Reputation: 3
I have a graph database with 150 million nodes and a few hundred million relationships.
There are two types of nodes in the network: account node and transaction node. Each account node has a public key and each transaction node has a number (the amount of total bitcoin involved in this transaction).
There are also two types of relationships in the network. Each relationship connects an account node with a transaction node. One type of relationships is "send" and the other type is "receive". Each relationship also has a number to represent how much bitcoin it sends or receives.
This is an example:
(account: publickey = A)-[send: bitcoin=1.0]->(transaction :id = 1, Tbitcoin=1.0)-[receive: bitcoin=0.5]->(account: publickey = B)
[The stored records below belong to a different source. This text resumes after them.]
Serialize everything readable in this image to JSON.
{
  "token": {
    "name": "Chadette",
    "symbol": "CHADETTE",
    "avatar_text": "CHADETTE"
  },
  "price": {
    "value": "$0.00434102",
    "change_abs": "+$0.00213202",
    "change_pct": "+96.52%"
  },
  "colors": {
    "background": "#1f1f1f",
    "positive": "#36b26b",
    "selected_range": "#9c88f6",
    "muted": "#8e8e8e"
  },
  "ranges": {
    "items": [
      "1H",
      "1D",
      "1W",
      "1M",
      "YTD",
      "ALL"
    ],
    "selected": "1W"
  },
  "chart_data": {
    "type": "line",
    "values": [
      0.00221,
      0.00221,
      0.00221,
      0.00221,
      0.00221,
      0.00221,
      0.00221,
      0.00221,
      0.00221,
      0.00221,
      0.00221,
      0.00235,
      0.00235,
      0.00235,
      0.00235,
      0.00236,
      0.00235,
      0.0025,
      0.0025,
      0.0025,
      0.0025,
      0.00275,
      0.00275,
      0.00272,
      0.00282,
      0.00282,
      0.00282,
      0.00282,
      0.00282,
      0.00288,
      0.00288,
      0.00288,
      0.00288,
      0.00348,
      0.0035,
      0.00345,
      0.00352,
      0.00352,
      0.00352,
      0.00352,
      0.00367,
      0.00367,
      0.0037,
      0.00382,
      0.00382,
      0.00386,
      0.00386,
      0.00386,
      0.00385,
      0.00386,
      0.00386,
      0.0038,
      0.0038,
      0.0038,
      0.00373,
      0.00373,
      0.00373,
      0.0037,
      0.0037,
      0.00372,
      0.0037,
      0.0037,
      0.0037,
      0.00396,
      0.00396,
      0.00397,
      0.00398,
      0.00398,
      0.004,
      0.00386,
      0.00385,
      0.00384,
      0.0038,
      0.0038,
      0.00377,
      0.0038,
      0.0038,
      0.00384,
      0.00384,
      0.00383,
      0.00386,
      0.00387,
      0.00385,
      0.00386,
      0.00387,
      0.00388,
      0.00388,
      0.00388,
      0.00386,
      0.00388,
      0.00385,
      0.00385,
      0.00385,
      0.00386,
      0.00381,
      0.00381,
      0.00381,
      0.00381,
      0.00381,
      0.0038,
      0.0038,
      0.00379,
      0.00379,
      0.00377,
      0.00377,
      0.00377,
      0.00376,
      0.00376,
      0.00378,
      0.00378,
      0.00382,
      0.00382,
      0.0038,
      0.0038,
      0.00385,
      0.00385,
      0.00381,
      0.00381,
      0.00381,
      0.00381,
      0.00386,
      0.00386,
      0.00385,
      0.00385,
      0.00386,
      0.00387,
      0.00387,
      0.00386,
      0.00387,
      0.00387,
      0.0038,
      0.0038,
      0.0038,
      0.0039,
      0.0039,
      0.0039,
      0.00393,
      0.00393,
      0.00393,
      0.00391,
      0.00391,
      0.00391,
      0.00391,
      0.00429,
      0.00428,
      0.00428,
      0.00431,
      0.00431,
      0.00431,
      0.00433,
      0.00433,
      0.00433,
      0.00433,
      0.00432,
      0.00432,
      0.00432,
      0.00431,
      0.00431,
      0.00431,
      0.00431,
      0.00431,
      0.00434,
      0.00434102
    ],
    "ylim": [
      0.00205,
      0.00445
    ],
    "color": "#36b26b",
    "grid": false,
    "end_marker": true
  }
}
(account: publickey = A)-[send: bitcoin=1.0]->(transaction :id = 1, Tbitcoin=1.0)-[receive: bitcoin=0.5]->(account: publickey = C)
As you can imagine, B
or C
can also send or receive bitcoins to or from other accounts which involves many different transactions.
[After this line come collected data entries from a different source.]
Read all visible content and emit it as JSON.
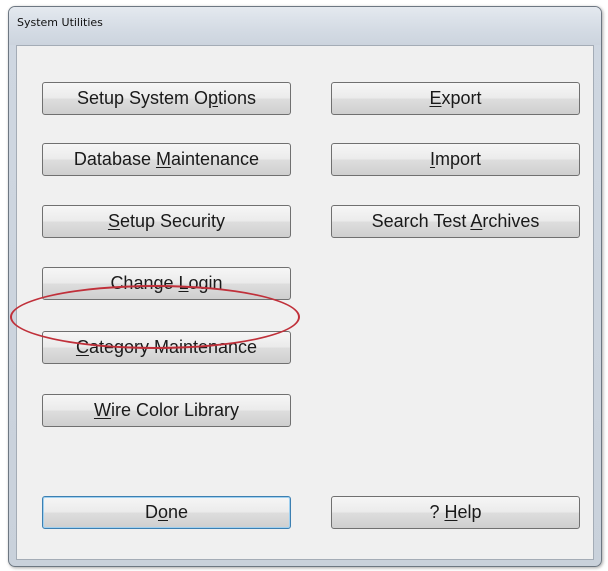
{
  "window": {
    "title": "System Utilities"
  },
  "buttons": {
    "setup_system_options": {
      "before": "Setup System O",
      "key": "p",
      "after": "tions"
    },
    "database_maintenance": {
      "before": "Database ",
      "key": "M",
      "after": "aintenance"
    },
    "setup_security": {
      "before": "",
      "key": "S",
      "after": "etup Security"
    },
    "change_login": {
      "before": "Change ",
      "key": "L",
      "after": "ogin"
    },
    "category_maintenance": {
      "before": "",
      "key": "C",
      "after": "ategory Maintenance"
    },
    "wire_color_library": {
      "before": "",
      "key": "W",
      "after": "ire Color Library"
    },
    "export": {
      "before": "",
      "key": "E",
      "after": "xport"
    },
    "import": {
      "before": "",
      "key": "I",
      "after": "mport"
    },
    "search_test_archives": {
      "before": "Search Test ",
      "key": "A",
      "after": "rchives"
    },
    "done": {
      "before": "D",
      "key": "o",
      "after": "ne"
    },
    "help": {
      "before": "? ",
      "key": "H",
      "after": "elp"
    }
  },
  "annotation": {
    "highlight_color": "#c0303a"
  }
}
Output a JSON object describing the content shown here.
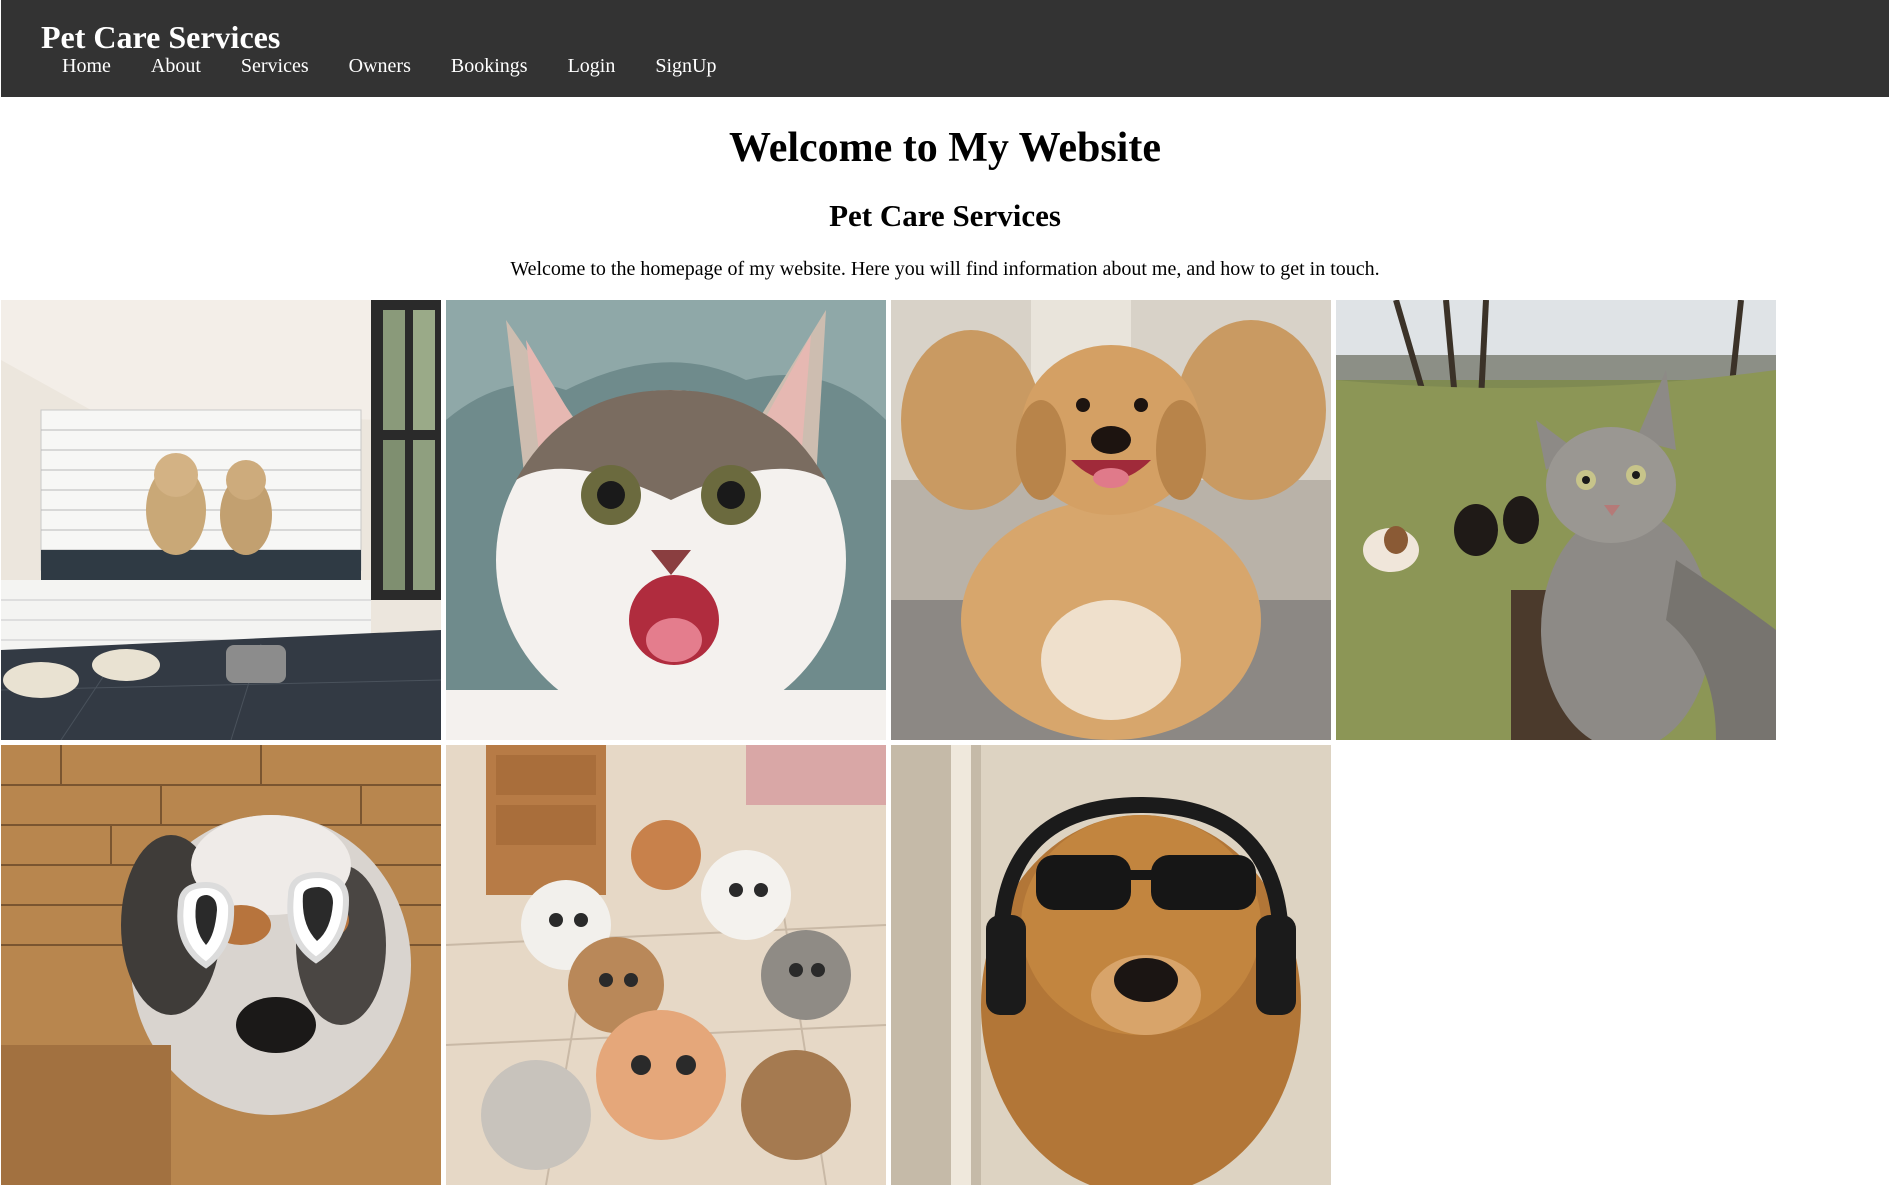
{
  "header": {
    "brand": "Pet Care Services",
    "nav": [
      "Home",
      "About",
      "Services",
      "Owners",
      "Bookings",
      "Login",
      "SignUp"
    ]
  },
  "main": {
    "title": "Welcome to My Website",
    "subtitle": "Pet Care Services",
    "intro": "Welcome to the homepage of my website. Here you will find information about me, and how to get in touch."
  },
  "gallery": [
    {
      "subject": "two-dogs-in-dog-wash-room"
    },
    {
      "subject": "happy-kitten-closeup"
    },
    {
      "subject": "golden-dog-jumping"
    },
    {
      "subject": "cat-selfie-with-dogs-in-field"
    },
    {
      "subject": "dog-with-heart-sunglasses"
    },
    {
      "subject": "group-of-kittens-looking-up"
    },
    {
      "subject": "dog-with-sunglasses-and-headphones"
    }
  ],
  "colors": {
    "header_bg": "#333333",
    "header_text": "#ffffff",
    "page_bg": "#ffffff"
  }
}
What I wants to do is to find all paths with depth equaling to 4 between two accounts, e.g. A
and C
. I can do this by Cypher although it is slow. It takes about 20mins. My cypher is like this:
start src=node:keys(PublicKey="A"),dest=node:keys(PublicKey="C")
match p=src-->(t1)-->(r1)-->(t2)-->dest
return count(p);
However, when I try to do that using Java API, I got the OutOfMemoryError
. Here is my function:
public ArrayList<Path> getPathsWithConditionsBetweenNodes(String indexName, String sfieldName, String sValue1, String sValue2,
int depth, final double threshold, String relType){
ArrayList<Path> res = null;
if (isIndexExistforNode(indexName)) {
try (Transaction tx = graphDB.beginTx()) {
IndexManager index = graphDB.index();
Index<Node> accounts = index.forNodes(indexName);
IndexHits<Node> hits = null;
hits = accounts.get(sfieldName, sValue1);
Node src = null, dest = null;
if(hits.iterator().hasNext())
src = hits.iterator().next();
hits = null;
hits = accounts.get(sfieldName, sValue2);
if(hits.iterator().hasNext())
dest = hits.iterator().next();
if(src==null || dest==null){
System.out.println("Either src or dest node is not avaialble.");
}
TraversalDescription td = graphDB.traversalDescription()
.depthFirst();
if (relType.equalsIgnoreCase("send")) {
td = td.relationships(Rels.Send, Direction.OUTGOING);
td = td.relationships(Rels.Receive, Direction.OUTGOING);
} else if (relType.equalsIgnoreCase("receive")) {
td= td.relationships(Rels.Receive,Direction.INCOMING);
td = td.relationships(Rels.Send,Direction.INCOMING);
} else {
System.out
.println("Traverse Without Type Constrain Because Unknown Relationship Type is Provided to The Function.");
}
td = td.evaluator(Evaluators.includingDepths(depth, depth))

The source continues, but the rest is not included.